Le lancement explosif de Robinhood Chain ce mois-ci a relancé le débat sur l'impact des réseaux de couche 2 (L2) sur Ethereum : stimulent-ils la demande d'ETH ou captent-ils toute la valeur pour eux-mêmes ? Basé sur Arbitrum, ce L2 est rapidement devenu l'un des plus actifs, avec plus de 141 millions de dollars d'Ether transférés et un volume d'échanges dépassant Ethereum L1 et Base.
Le prix de l'ETH a augmenté d'environ 15% après le lancement, suscitant des commentaires optimistes. Certains y voient un tournant, car Robinhood, un courtier régulé coté en bourse, choisit Ethereum pour ses actifs tokenisés, potentiellement ouvrant la voie à une adoption institutionnelle plus large, comme le montre aussi le projet DAMA 2 de Deutsche Bank.
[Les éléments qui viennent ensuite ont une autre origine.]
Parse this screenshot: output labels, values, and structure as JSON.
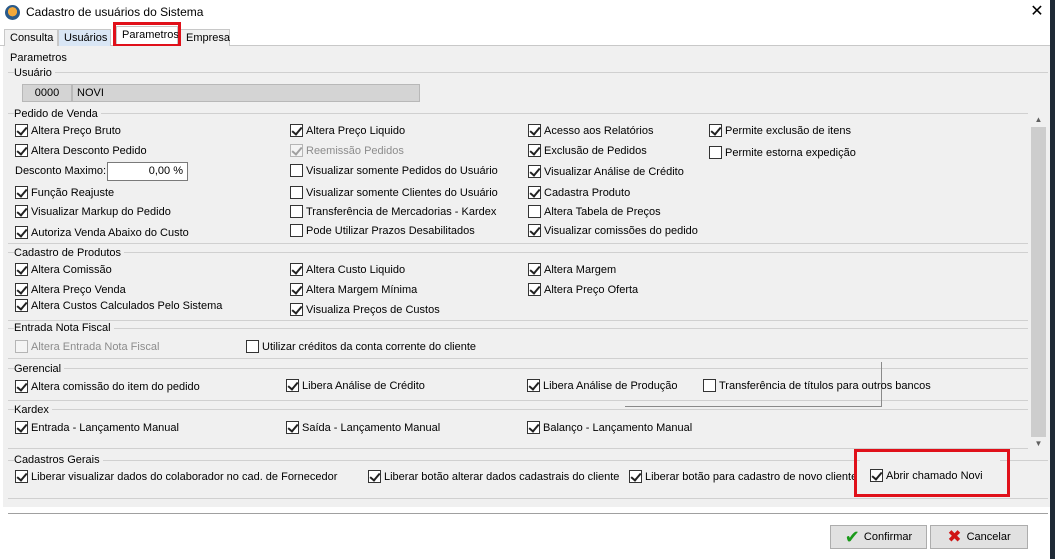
{
  "window": {
    "title": "Cadastro de usuários do Sistema",
    "close_icon": "close-icon"
  },
  "tabs": [
    "Consulta",
    "Usuários",
    "Parametros",
    "Empresa"
  ],
  "panel_title": "Parametros",
  "usuario": {
    "label": "Usuário",
    "code": "0000",
    "name": "NOVI"
  },
  "pedido_venda": {
    "title": "Pedido de Venda",
    "desconto_label": "Desconto Maximo:",
    "desconto_value": "0,00 %",
    "items": [
      {
        "label": "Altera Preço Bruto",
        "checked": true,
        "disabled": false
      },
      {
        "label": "Altera Desconto Pedido",
        "checked": true,
        "disabled": false
      },
      {
        "label": "Função Reajuste",
        "checked": true,
        "disabled": false
      },
      {
        "label": "Visualizar Markup do Pedido",
        "checked": true,
        "disabled": false
      },
      {
        "label": "Autoriza Venda Abaixo do Custo",
        "checked": true,
        "disabled": false
      },
      {
        "label": "Altera Preço Liquido",
        "checked": true,
        "disabled": false
      },
      {
        "label": "Reemissão Pedidos",
        "checked": true,
        "disabled": true
      },
      {
        "label": "Visualizar somente Pedidos do Usuário",
        "checked": false,
        "disabled": false
      },
      {
        "label": "Visualizar somente Clientes do Usuário",
        "checked": false,
        "disabled": false
      },
      {
        "label": "Transferência de Mercadorias - Kardex",
        "checked": false,
        "disabled": false
      },
      {
        "label": "Pode Utilizar Prazos Desabilitados",
        "checked": false,
        "disabled": false
      },
      {
        "label": "Acesso aos Relatórios",
        "checked": true,
        "disabled": false
      },
      {
        "label": "Exclusão de Pedidos",
        "checked": true,
        "disabled": false
      },
      {
        "label": "Visualizar Análise de Crédito",
        "checked": true,
        "disabled": false
      },
      {
        "label": "Cadastra Produto",
        "checked": true,
        "disabled": false
      },
      {
        "label": "Altera Tabela de Preços",
        "checked": false,
        "disabled": false
      },
      {
        "label": "Visualizar comissões do pedido",
        "checked": true,
        "disabled": false
      },
      {
        "label": "Permite exclusão de itens",
        "checked": true,
        "disabled": false
      },
      {
        "label": "Permite estorna expedição",
        "checked": false,
        "disabled": false
      }
    ]
  },
  "cadastro_produtos": {
    "title": "Cadastro de Produtos",
    "items": [
      {
        "label": "Altera Comissão",
        "checked": true,
        "disabled": false
      },
      {
        "label": "Altera Preço Venda",
        "checked": true,
        "disabled": false
      },
      {
        "label": "Altera Custos Calculados Pelo Sistema",
        "checked": true,
        "disabled": false
      },
      {
        "label": "Altera Custo Liquido",
        "checked": true,
        "disabled": false
      },
      {
        "label": "Altera Margem Mínima",
        "checked": true,
        "disabled": false
      },
      {
        "label": "Visualiza Preços de Custos",
        "checked": true,
        "disabled": false
      },
      {
        "label": "Altera Margem",
        "checked": true,
        "disabled": false
      },
      {
        "label": "Altera Preço Oferta",
        "checked": true,
        "disabled": false
      }
    ]
  },
  "entrada_nf": {
    "title": "Entrada Nota Fiscal",
    "items": [
      {
        "label": "Altera Entrada Nota Fiscal",
        "checked": false,
        "disabled": true
      },
      {
        "label": "Utilizar créditos da conta corrente do cliente",
        "checked": false,
        "disabled": false
      }
    ]
  },
  "gerencial": {
    "title": "Gerencial",
    "items": [
      {
        "label": "Altera comissão do item do pedido",
        "checked": true,
        "disabled": false
      },
      {
        "label": "Libera Análise de Crédito",
        "checked": true,
        "disabled": false
      },
      {
        "label": "Libera Análise de Produção",
        "checked": true,
        "disabled": false
      },
      {
        "label": "Transferência de títulos para outros bancos",
        "checked": false,
        "disabled": false
      }
    ]
  },
  "kardex": {
    "title": "Kardex",
    "items": [
      {
        "label": "Entrada - Lançamento Manual",
        "checked": true,
        "disabled": false
      },
      {
        "label": "Saída - Lançamento Manual",
        "checked": true,
        "disabled": false
      },
      {
        "label": "Balanço - Lançamento Manual",
        "checked": true,
        "disabled": false
      }
    ]
  },
  "cadastros_gerais": {
    "title": "Cadastros Gerais",
    "items": [
      {
        "label": "Liberar visualizar dados do colaborador no cad. de Fornecedor",
        "checked": true,
        "disabled": false
      },
      {
        "label": "Liberar botão alterar dados cadastrais do cliente",
        "checked": true,
        "disabled": false
      },
      {
        "label": "Liberar botão para cadastro de novo cliente",
        "checked": true,
        "disabled": false
      },
      {
        "label": "Abrir chamado Novi",
        "checked": true,
        "disabled": false
      }
    ]
  },
  "buttons": {
    "confirm": "Confirmar",
    "cancel": "Cancelar"
  },
  "colors": {
    "highlight": "#e0101a",
    "confirm_icon": "#1a9a1a",
    "cancel_icon": "#d01414"
  }
}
Cependant, la question centrale de la captation de valeur par l'ETH persiste. Alors que l'activité sur les L2 explose, les frais reversés à la couche 1 principale d'Ethereum restent marginaux (environ 0,6% des revenus de Robinhood Chain). Les avis divergent : pour les partisans de la thèse "l'ETH est une monnaie", cette adoption est très haussière, car elle consolide son rôle d'actif monétaire de base. Pour ceux qui voient "l'ETH comme un actif générateur de revenus", le modèle actuel est préoccupant, car la croissance des L2 ne se traduit pas directement par des revenus ou une demande accrue pour l'actif.
En résumé, le lancement de Robinhood Chain renforce considérablement la position d'Ethereum comme infrastructure blockchain de choix pour les institutions, mais il ne résout pas le défi de la tokenomics : comment l'activité croissante sur les L2 se traduira finalement en valeur pour l'ETH.